Question

Driver mutation detection benchamrk

0

Entering edit mode

4.8 years ago

Gene_MMP8 ▴ 240

Usually there are a lot of studies that have developed new methods to find candidate cancer driver genes. I have developed a new driver mutation detection algorithm. Is there any way to test my tool on some benchmarking datasets and compare it against various mutation detection algorithms already out there. I am interested only in gold standard driver mutation datasets. (Not driver gene datasets). Can you point me to any research articles or give some idea on how to test my new tool?

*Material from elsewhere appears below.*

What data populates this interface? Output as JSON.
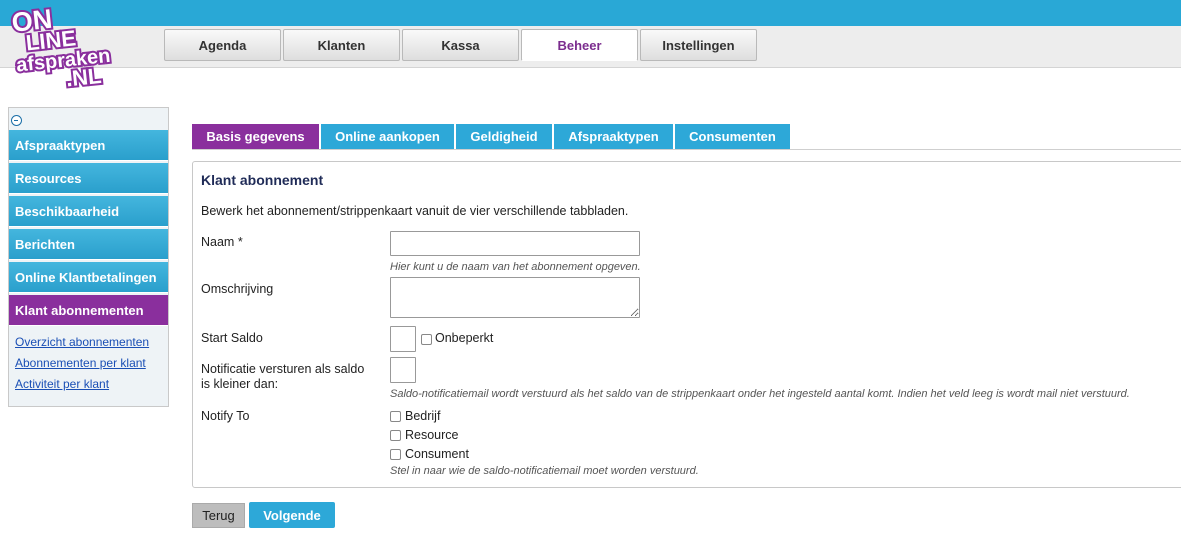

drivermutation benchmarking • 1.2k views

ADD COMMENT • link updated 4.8 years ago by Charles Warden 8.2k • written 4.8 years ago by Gene_MMP8 ▴ 240

0

Entering edit mode

Based on what kind of data? Expression, histone marks, open chromatin?

ADD REPLY • link 4.8 years ago by ATpoint 82k

0

Entering edit mode

Based on point mutations/INDELS/CNA etc. Basically the model that I have developed is based on the COSMIC mutation data. But the labels in COSMIC for each mutation (driver/passenger) is again based on the predictions of some tool (namely FATHMM). I want to test my model on known cancer driver mutations

ADD REPLY • link 4.8 years ago by Gene_MMP8 ▴ 240

0

Entering edit mode

I thought that we had already identified the driver genes behind the majority of cancers ... (?)

ADD REPLY • link 4.8 years ago by Kevin Blighe 87k

0

Entering edit mode

Are there databases that list the mutations (driver/passenger) in each of these known cancer driver genes? If so,are there studies that have taken these known driver/passenger mutations and listed their accuracy in identifying them? I want to compare my model against theirs

ADD REPLY • link 4.8 years ago by Gene_MMP8 ▴ 240

2

Entering edit mode

Perhaps, in this regard, one ought to consider the definition of what is a driver gene - I am yet to see a clear definition from a statistical standpoint, or anything that allows us to quantify / qualify a driver gene. Instead, the term 'driver' is used loosely to describe a gene that may be involved in cancer progression / promote tumourigenesis. Driver genes like TP53 are well known and documented and have clear roles in cancer progression. For most others, we have vast amounts of published data that shows their heightened expression in tumours; however, functional studies are required to prove each. Thus, even if you have developed some prediction algorithm, it is still in silico and will require functional validation, i.e., in the wet lab.

ADD REPLY • link 4.8 years ago by Kevin Blighe 87k

0

Entering edit mode

Thanks for your reply. So how do I find driver mutations/genes validated functionally inside a wet lab? Are there any resources?

ADD REPLY • link 4.8 years ago by Gene_MMP8 ▴ 240

1

Entering edit mode

I think this is not standardised in terms of databases that store these information. You would need to read papers and find information manually.

ADD REPLY • link 4.8 years ago by ATpoint 82k

score 0 · Answer 1 · 2019-07-10

While I think some information has greater confidence than others, I'm not sure if "gold standard" is absolutely the best word.

My opinion is that having access to specialized knowledge is probably important. For example, for cancer, here are a couple gene-specific resources:

IARC TP53 Database: http://p53.iarc.fr/

BRCA Exchange: https://brcaexchange.org/

While not cancer related, there is also the CFTR2 reference for cystic fibrosis (which I learned from BioStars). I would tend to emphasize ClinVar (which has a star system for confidence), although that may not be perfect for all diseases. There is also the COSMIC database, but lack of being in the COSMIC database doesn't mean the variant doesn't cause cancer (and I think the number of times a variant is observed is low, even though I very much appreciate data sharing to try and maximize information available for decision making).